Esta dialéctica en la que el objeto causa del deseo se encuentra tomado es


descrita en el comentario que Lacan hace del Banquete de Platón, a
propósito de las relaciones amorosas entre Alcibíades y Sócrates. Como es
sabido, Sócrates se rehúsa a Alcibíades y, con palabras que tienen un valor
de interpretación, le muestra la naturaleza transferencial de amor que
Alcibíades tiene por él, designando a Agatón como el verdadero objeto de
su deseo y el verdadero receptáculo del ágalma. «Conviene no desconocer
que aquí Sócrates, justamente porque sabe, sustituye una cosa por otra. No
es la belleza, ni la ascesis ni la identificación con Dios lo que desea
Alcíbíades, sino ese objeto único, ese algo que él ha visto en Sócrates, y de
lo cual Sócrates lo aparta porque sabe que no lo tiene. Pero Alcibíades
desea siempre lo mismo, y lo que busca en Agatón, no lo duden, es ese
mismo punto supremo en el que el sujeto está abolido en el fantasma, sus
agálmata.» (Lección 11) El hecho de que Platón, sin duda más que
Sócrates, oriente entonces esta dialéctica como un ascenso hacia lo Bello,
introduce para Lacan un desconocimiento de las leyes del deseo en su
relación con el objeto; desconocimiento que sólo puede ser removido por la
luz laica del psicoanálisis.

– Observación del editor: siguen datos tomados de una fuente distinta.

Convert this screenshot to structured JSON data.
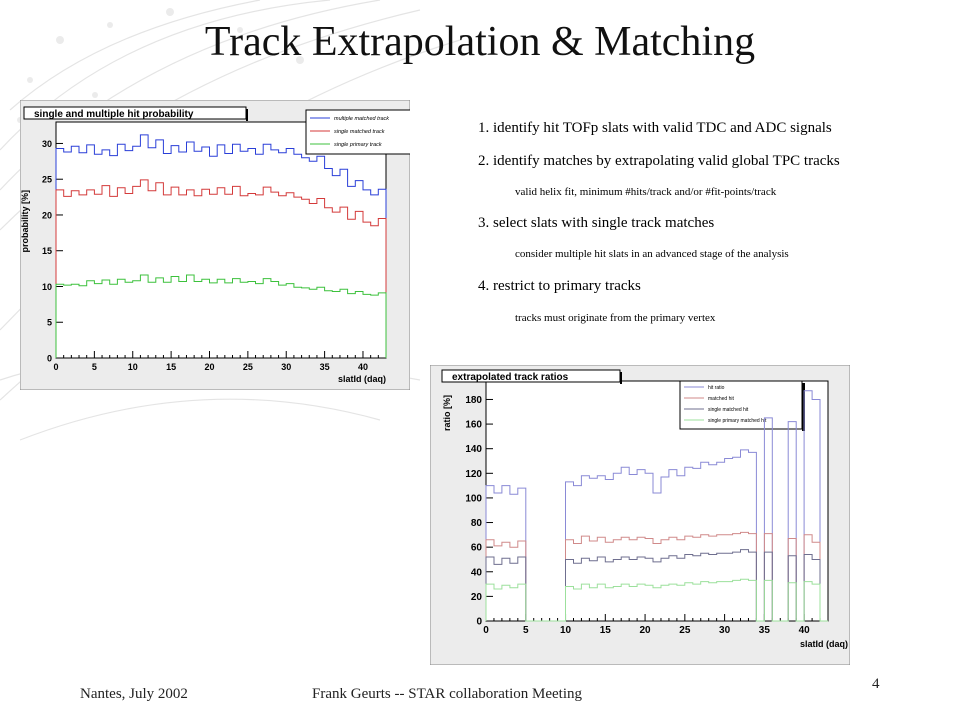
{
  "slide": {
    "title": "Track Extrapolation & Matching",
    "bullets": [
      "1.  identify hit TOFp slats with valid TDC and ADC signals",
      "2.  identify matches by extrapolating valid global TPC tracks",
      "3.  select slats with single track matches",
      "4.  restrict to primary tracks"
    ],
    "subs": [
      "valid helix fit, minimum  #hits/track  and/or  #fit-points/track",
      "consider multiple hit slats in an advanced stage of the analysis",
      "tracks must originate  from the primary  vertex"
    ],
    "footer": {
      "left": "Nantes, July  2002",
      "center": "Frank Geurts -- STAR collaboration Meeting",
      "page": "4"
    }
  },
  "chart_data": [
    {
      "type": "line",
      "title": "single and multiple hit probability",
      "xlabel": "slatId (daq)",
      "ylabel": "probability [%]",
      "xlim": [
        0,
        43
      ],
      "ylim": [
        0,
        33
      ],
      "xticks": [
        0,
        5,
        10,
        15,
        20,
        25,
        30,
        35,
        40
      ],
      "yticks": [
        0,
        5,
        10,
        15,
        20,
        25,
        30
      ],
      "series": [
        {
          "name": "multiple matched track",
          "color": "#2a3fd8",
          "values": [
            29.3,
            28.8,
            29.6,
            28.7,
            29.8,
            28.5,
            29.1,
            28.3,
            29.9,
            29.0,
            29.6,
            31.2,
            29.4,
            30.5,
            28.6,
            29.7,
            28.8,
            30.2,
            28.9,
            29.5,
            28.2,
            29.8,
            28.6,
            29.9,
            28.9,
            29.3,
            28.5,
            29.9,
            29.1,
            28.7,
            29.3,
            28.5,
            28.0,
            27.5,
            28.2,
            26.5,
            25.5,
            26.4,
            24.0,
            24.8,
            23.5,
            22.8,
            23.6
          ]
        },
        {
          "name": "single matched track",
          "color": "#d43a3a",
          "values": [
            23.5,
            22.6,
            23.4,
            22.8,
            23.5,
            22.9,
            24.1,
            22.6,
            23.8,
            23.0,
            24.0,
            24.9,
            23.4,
            24.5,
            22.8,
            23.9,
            22.8,
            23.5,
            22.7,
            23.6,
            22.9,
            23.8,
            22.9,
            24.0,
            22.7,
            23.0,
            22.8,
            23.9,
            23.2,
            22.7,
            23.1,
            22.5,
            22.2,
            21.6,
            22.3,
            21.0,
            20.4,
            21.1,
            19.4,
            20.5,
            19.0,
            18.5,
            19.5
          ]
        },
        {
          "name": "single primary track",
          "color": "#3cc13c",
          "values": [
            10.3,
            10.2,
            10.3,
            10.1,
            10.8,
            10.4,
            10.9,
            10.3,
            11.0,
            10.6,
            10.8,
            11.6,
            10.6,
            11.2,
            10.6,
            11.4,
            10.7,
            11.6,
            10.7,
            11.0,
            10.5,
            11.0,
            10.5,
            11.1,
            10.6,
            10.7,
            10.4,
            11.1,
            10.7,
            10.2,
            10.4,
            9.9,
            9.8,
            9.6,
            9.9,
            9.4,
            9.3,
            9.6,
            9.0,
            9.3,
            8.9,
            8.8,
            9.1
          ]
        }
      ]
    },
    {
      "type": "line",
      "title": "extrapolated track ratios",
      "xlabel": "slatId (daq)",
      "ylabel": "ratio [%]",
      "xlim": [
        0,
        43
      ],
      "ylim": [
        0,
        195
      ],
      "xticks": [
        0,
        5,
        10,
        15,
        20,
        25,
        30,
        35,
        40
      ],
      "yticks": [
        0,
        20,
        40,
        60,
        80,
        100,
        120,
        140,
        160,
        180
      ],
      "series": [
        {
          "name": "hit ratio",
          "color": "#8a8ad6",
          "values": [
            110,
            104,
            110,
            103,
            108,
            0,
            0,
            0,
            0,
            0,
            113,
            110,
            118,
            116,
            118,
            115,
            120,
            125,
            119,
            123,
            120,
            104,
            117,
            123,
            118,
            125,
            124,
            129,
            127,
            129,
            132,
            133,
            139,
            137,
            0,
            165,
            0,
            0,
            162,
            0,
            187,
            180,
            0
          ]
        },
        {
          "name": "matched hit",
          "color": "#d08a8a",
          "values": [
            66,
            61,
            64,
            60,
            65,
            0,
            0,
            0,
            0,
            0,
            66,
            63,
            69,
            65,
            68,
            64,
            66,
            68,
            66,
            68,
            67,
            63,
            66,
            68,
            66,
            69,
            68,
            70,
            69,
            70,
            70,
            71,
            72,
            71,
            0,
            71,
            0,
            0,
            67,
            0,
            70,
            64,
            0
          ]
        },
        {
          "name": "single matched hit",
          "color": "#6f6f8f",
          "values": [
            52,
            46,
            51,
            47,
            52,
            0,
            0,
            0,
            0,
            0,
            50,
            47,
            51,
            49,
            52,
            48,
            50,
            52,
            50,
            52,
            51,
            48,
            51,
            53,
            51,
            54,
            53,
            55,
            54,
            55,
            55,
            56,
            58,
            56,
            0,
            56,
            0,
            0,
            53,
            0,
            54,
            50,
            0
          ]
        },
        {
          "name": "single primary matched hit",
          "color": "#9ce09c",
          "values": [
            30,
            26,
            29,
            27,
            30,
            0,
            0,
            0,
            0,
            0,
            28,
            26,
            30,
            27,
            30,
            27,
            28,
            30,
            28,
            30,
            29,
            27,
            29,
            30,
            29,
            31,
            30,
            32,
            31,
            32,
            32,
            33,
            34,
            33,
            0,
            33,
            0,
            0,
            31,
            0,
            32,
            30,
            0
          ]
        }
      ]
    }
  ]
}
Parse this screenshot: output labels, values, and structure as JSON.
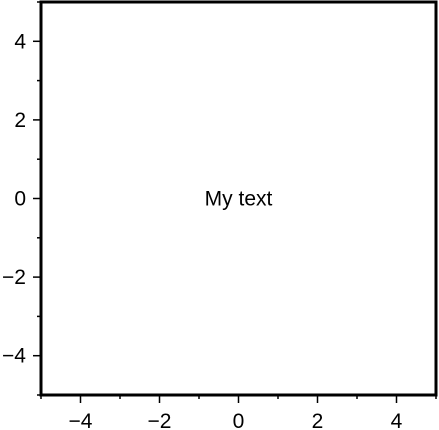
{
  "chart_data": {
    "type": "scatter",
    "title": "",
    "xlabel": "",
    "ylabel": "",
    "xlim": [
      -5,
      5
    ],
    "ylim": [
      -5,
      5
    ],
    "grid": false,
    "x_ticks": [
      -4,
      -2,
      0,
      2,
      4
    ],
    "y_ticks": [
      -4,
      -2,
      0,
      2,
      4
    ],
    "x_tick_labels": [
      "−4",
      "−2",
      "0",
      "2",
      "4"
    ],
    "y_tick_labels": [
      "−4",
      "−2",
      "0",
      "2",
      "4"
    ],
    "series": [],
    "annotations": [
      {
        "text": "My text",
        "x": 0,
        "y": 0
      }
    ]
  },
  "colors": {
    "axis": "#000000",
    "background": "#ffffff",
    "text": "#000000"
  }
}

Que el ágalma sea en su origen una noción
religiosa no implica que aquello que indica deba recobrar el interés
religioso.

En tal sentido, el psicoanalista no debe tomarse por un gran sacerdote de lo


inconsciente, aunque su paciente, por amor al ágalma que percibe en él, le
otorgue todo poder y toda ciencia. Es el hecho mismo de la transferencia el
que inviste al psicoanalista con la posición del Gran Otro y lo implica en el
lugar de ser quien contiene el ágalma, «objeto fundamental en el que se
trata para el análisis del sujeto en tanto atado, condicionado por esa
relación de vacilación que caracterizamos como constitutiva del fantasma
fundamental, como instaurando el lugar en el que el sujeto puede fijarse
como deseo». (Lección 13.) El analista no posee ni esgrime el ágalma; hará
de él un fetiche; estará más bien del lado de Sócrates, que dice que no lo
tiene pero que, sin embargo, esa función del objeto del deseo, en su brillo,
indica, si no otro poseedor, por lo menos la búsqueda renovada de un deseo
vivo, es decir fundamentalmente insatisfecho, porque nunca se alcanza al
otro sino a un objeto, parcial por ser objeto del deseo del Otro, parcial por
estar tomado en una dialéctica. El ágalma, en la teorización lacaniana del
objeto a tomado en la dialéctica de A, marca por lo tanto ese momento de
resplandor fugaz que puntúa en el objeto el enigma de lo real que plantea
un deseo que es siempre el deseo del Otro.